“Good night, Miss Morris!”

“Good night,” answered she calmly, turning her head to hide two tears that were dropping down her cheeks.

I mounted my horse and rode away again toward the point whence the sound of axes came, and where, among others, Henry Simpson was cutting a cottonwood. After a while I was seized by a certain measureless regret, for it seemed to me that those two tears were falling on my heart. I turned my horse, and next minute I was near Lillian a second time.

“Why are you crying, Miss Morris?” asked I.

“Oh, sir,” said she, “I know that you are of a noble family, Aunt Atkins told me that, and you have been so kind to me.”

She did everything not to cry; but she could not restrain herself, and could not finish her answer, for tears choked her voice. The poor thing! she had been touched to the bottom of her pensive soul by my answer regarding Simpson, for there was evident in it a certain aristocratic contempt; but I was not even dreaming of aristocracy,—I was simply jealous; and now, seeing her so unhappy, I wanted to seize my own collar and throttle myself.

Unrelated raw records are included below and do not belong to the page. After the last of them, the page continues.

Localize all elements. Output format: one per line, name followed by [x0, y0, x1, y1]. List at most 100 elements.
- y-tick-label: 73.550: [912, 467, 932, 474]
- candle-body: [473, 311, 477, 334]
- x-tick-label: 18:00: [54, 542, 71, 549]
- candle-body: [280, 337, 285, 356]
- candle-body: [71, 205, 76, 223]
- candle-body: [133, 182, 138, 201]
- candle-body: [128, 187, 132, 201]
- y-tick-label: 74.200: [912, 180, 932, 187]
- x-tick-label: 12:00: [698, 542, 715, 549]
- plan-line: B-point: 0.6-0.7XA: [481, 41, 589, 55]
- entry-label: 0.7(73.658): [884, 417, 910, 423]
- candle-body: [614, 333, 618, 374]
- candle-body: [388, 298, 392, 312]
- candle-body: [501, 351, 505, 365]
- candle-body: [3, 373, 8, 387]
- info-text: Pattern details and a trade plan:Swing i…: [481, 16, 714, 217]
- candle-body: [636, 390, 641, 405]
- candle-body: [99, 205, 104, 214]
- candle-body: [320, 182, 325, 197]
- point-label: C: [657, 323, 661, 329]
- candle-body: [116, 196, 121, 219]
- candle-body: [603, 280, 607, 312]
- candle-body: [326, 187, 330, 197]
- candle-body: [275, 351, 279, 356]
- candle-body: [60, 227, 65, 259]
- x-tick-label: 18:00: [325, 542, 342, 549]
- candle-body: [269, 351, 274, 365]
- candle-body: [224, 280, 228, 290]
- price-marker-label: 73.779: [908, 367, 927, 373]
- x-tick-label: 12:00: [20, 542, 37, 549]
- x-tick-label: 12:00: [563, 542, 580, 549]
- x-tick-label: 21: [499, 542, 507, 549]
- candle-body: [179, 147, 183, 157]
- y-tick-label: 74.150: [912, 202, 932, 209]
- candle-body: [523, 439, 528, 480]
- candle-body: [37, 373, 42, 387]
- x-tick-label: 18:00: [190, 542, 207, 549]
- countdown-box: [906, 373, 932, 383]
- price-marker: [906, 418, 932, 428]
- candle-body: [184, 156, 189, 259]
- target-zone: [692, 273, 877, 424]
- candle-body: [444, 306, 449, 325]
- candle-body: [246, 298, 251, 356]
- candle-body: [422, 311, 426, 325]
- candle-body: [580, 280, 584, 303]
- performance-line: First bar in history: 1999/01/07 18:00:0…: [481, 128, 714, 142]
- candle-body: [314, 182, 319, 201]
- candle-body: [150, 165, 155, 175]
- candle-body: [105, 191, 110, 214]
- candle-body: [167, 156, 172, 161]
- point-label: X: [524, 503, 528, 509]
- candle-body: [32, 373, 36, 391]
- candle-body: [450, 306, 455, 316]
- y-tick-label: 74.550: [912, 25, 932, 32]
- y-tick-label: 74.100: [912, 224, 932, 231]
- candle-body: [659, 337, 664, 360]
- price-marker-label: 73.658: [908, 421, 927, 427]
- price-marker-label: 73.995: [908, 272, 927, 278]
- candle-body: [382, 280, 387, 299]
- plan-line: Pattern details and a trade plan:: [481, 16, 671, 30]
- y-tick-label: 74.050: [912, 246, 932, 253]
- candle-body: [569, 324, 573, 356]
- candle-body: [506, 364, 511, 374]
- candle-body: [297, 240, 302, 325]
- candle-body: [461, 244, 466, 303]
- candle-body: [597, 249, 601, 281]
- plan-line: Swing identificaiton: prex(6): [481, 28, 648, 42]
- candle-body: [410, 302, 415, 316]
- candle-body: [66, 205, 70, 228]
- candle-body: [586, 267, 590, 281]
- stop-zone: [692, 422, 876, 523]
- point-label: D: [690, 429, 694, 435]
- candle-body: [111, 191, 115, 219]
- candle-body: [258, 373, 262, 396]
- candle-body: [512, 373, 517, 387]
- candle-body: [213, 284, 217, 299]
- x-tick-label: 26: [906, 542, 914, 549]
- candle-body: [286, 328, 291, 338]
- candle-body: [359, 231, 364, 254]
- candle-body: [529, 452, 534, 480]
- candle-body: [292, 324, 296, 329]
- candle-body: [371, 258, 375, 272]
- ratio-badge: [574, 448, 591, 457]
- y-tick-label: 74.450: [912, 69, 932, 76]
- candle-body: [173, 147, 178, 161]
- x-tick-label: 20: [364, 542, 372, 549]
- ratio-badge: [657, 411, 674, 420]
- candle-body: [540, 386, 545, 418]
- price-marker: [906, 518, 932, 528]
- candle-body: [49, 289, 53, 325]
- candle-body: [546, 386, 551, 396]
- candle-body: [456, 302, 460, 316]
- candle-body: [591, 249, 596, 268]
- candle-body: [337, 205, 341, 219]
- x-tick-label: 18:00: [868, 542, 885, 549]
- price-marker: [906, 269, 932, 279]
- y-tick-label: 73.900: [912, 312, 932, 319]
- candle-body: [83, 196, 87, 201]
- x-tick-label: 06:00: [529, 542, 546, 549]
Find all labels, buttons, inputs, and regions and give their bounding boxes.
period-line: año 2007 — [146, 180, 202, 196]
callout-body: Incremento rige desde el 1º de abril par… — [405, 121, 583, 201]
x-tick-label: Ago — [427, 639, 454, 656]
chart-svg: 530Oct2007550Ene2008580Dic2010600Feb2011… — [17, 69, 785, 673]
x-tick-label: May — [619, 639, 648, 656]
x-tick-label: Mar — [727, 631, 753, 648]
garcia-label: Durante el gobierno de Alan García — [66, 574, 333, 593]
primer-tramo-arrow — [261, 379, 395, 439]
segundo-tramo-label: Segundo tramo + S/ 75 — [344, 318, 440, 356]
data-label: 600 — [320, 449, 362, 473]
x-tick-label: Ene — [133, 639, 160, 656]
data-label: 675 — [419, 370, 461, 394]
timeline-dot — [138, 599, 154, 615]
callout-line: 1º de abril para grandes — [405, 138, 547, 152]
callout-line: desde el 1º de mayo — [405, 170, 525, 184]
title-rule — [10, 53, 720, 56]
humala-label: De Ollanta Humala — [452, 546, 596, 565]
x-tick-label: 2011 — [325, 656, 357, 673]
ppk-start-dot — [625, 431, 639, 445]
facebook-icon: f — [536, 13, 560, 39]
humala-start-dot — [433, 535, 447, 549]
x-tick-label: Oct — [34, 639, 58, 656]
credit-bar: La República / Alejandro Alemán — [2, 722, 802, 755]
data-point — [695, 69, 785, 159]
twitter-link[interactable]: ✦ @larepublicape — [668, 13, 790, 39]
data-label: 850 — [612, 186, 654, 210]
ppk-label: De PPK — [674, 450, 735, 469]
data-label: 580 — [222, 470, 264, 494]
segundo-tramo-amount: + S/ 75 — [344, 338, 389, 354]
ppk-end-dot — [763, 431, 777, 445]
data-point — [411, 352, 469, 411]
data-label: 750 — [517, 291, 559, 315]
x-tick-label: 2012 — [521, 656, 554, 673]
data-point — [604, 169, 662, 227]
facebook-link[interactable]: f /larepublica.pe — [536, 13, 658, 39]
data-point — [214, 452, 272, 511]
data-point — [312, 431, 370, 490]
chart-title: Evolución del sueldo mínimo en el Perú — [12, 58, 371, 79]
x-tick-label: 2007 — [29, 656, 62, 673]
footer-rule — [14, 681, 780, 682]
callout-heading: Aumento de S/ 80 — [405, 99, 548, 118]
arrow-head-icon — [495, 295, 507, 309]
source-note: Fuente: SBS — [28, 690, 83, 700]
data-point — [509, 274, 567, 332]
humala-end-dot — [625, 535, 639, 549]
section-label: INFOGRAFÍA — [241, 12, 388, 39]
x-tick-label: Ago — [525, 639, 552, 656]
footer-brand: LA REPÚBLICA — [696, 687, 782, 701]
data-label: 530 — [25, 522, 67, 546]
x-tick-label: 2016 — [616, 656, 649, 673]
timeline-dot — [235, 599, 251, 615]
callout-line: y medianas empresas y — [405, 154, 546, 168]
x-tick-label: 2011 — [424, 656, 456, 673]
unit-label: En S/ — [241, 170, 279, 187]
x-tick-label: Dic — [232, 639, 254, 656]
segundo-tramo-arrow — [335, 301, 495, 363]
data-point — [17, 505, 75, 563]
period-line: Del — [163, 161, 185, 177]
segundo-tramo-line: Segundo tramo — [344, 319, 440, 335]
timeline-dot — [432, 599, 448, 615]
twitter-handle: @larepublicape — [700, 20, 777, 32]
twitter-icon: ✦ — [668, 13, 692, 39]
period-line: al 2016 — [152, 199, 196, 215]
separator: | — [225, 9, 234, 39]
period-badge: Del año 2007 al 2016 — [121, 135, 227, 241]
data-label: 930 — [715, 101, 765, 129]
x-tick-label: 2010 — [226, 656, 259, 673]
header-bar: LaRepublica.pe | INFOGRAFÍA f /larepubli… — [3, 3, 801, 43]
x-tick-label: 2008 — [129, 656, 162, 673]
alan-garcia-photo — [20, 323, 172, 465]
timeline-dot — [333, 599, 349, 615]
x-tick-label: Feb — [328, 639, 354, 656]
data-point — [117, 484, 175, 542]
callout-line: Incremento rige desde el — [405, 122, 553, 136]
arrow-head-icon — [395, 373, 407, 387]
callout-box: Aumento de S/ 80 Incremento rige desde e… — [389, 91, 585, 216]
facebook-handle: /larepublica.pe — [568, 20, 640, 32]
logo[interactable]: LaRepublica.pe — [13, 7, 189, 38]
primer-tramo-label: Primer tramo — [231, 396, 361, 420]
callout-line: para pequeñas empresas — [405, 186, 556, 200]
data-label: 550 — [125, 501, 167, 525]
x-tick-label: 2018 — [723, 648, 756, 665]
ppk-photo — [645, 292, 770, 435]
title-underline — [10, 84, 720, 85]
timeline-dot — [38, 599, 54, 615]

Grasping her hand, I said with animation:—

“Lillian, Lillian, you did not understand me. I take God to witness that no pride was speaking through me. Look at me: I have nothing in the world but these two hands,—what is my descent to me? Something else pained me, and I wanted to go away; but I could not support your tears. And I swear to you also, that what I have said to you pains me more than it does you. You are not an object of indifference to me, Lillian. Oh, not at all! for if you were, what you think of Henry would not concern me. He is an honest fellow, but that does not touch the question. You see how much your tears cost me; then forgive me as sincerely as I entreat your forgiveness.”

Speaking in this way I raised her hand and pressed it to my lips; that high proof of respect, and the truthfulness which sounded in my request, succeeded in quieting the maiden somewhat. She did not cease at once to weep, but her tears were of another kind, for a smile was visible through them, as a sun-ray through mist. Something too was sticking in my throat, and I could not stifle my emotion. A certain tender feeling mastered my heart. We walked on in silence, and round about us the world was pleasant and sweet.

Meanwhile, the day was inclining toward evening; the weather was beautiful, and in the air, already dusky, there was so much light that the whole prairie, the distant groups of cottonwood-trees, the wagons in our train, and the flocks of wild geese flying northward through the sky, seemed golden and rosy. Not the least wind moved the grass; from a distance came to us the sound of rapids, which the Cedar River formed in that place, and the neighing of horses from the direction of the camp. That evening with such charms, that virgin land, and the presence of Lillian, brought me to such a state of mind that my soul was almost ready to fly out of me somewhere to the sky. I thought myself a shaken bell, as it were. At moments I wanted to take Lillian’s hand again, raise it to my lips, and not put it down for a long time; but I feared lest this might offend her. Meanwhile she walked on near me, calm, mild, and thoughtful. Her tears had dried already; at moments she raised her bright eyes to me; then we began to speak again,—and so reached the camp.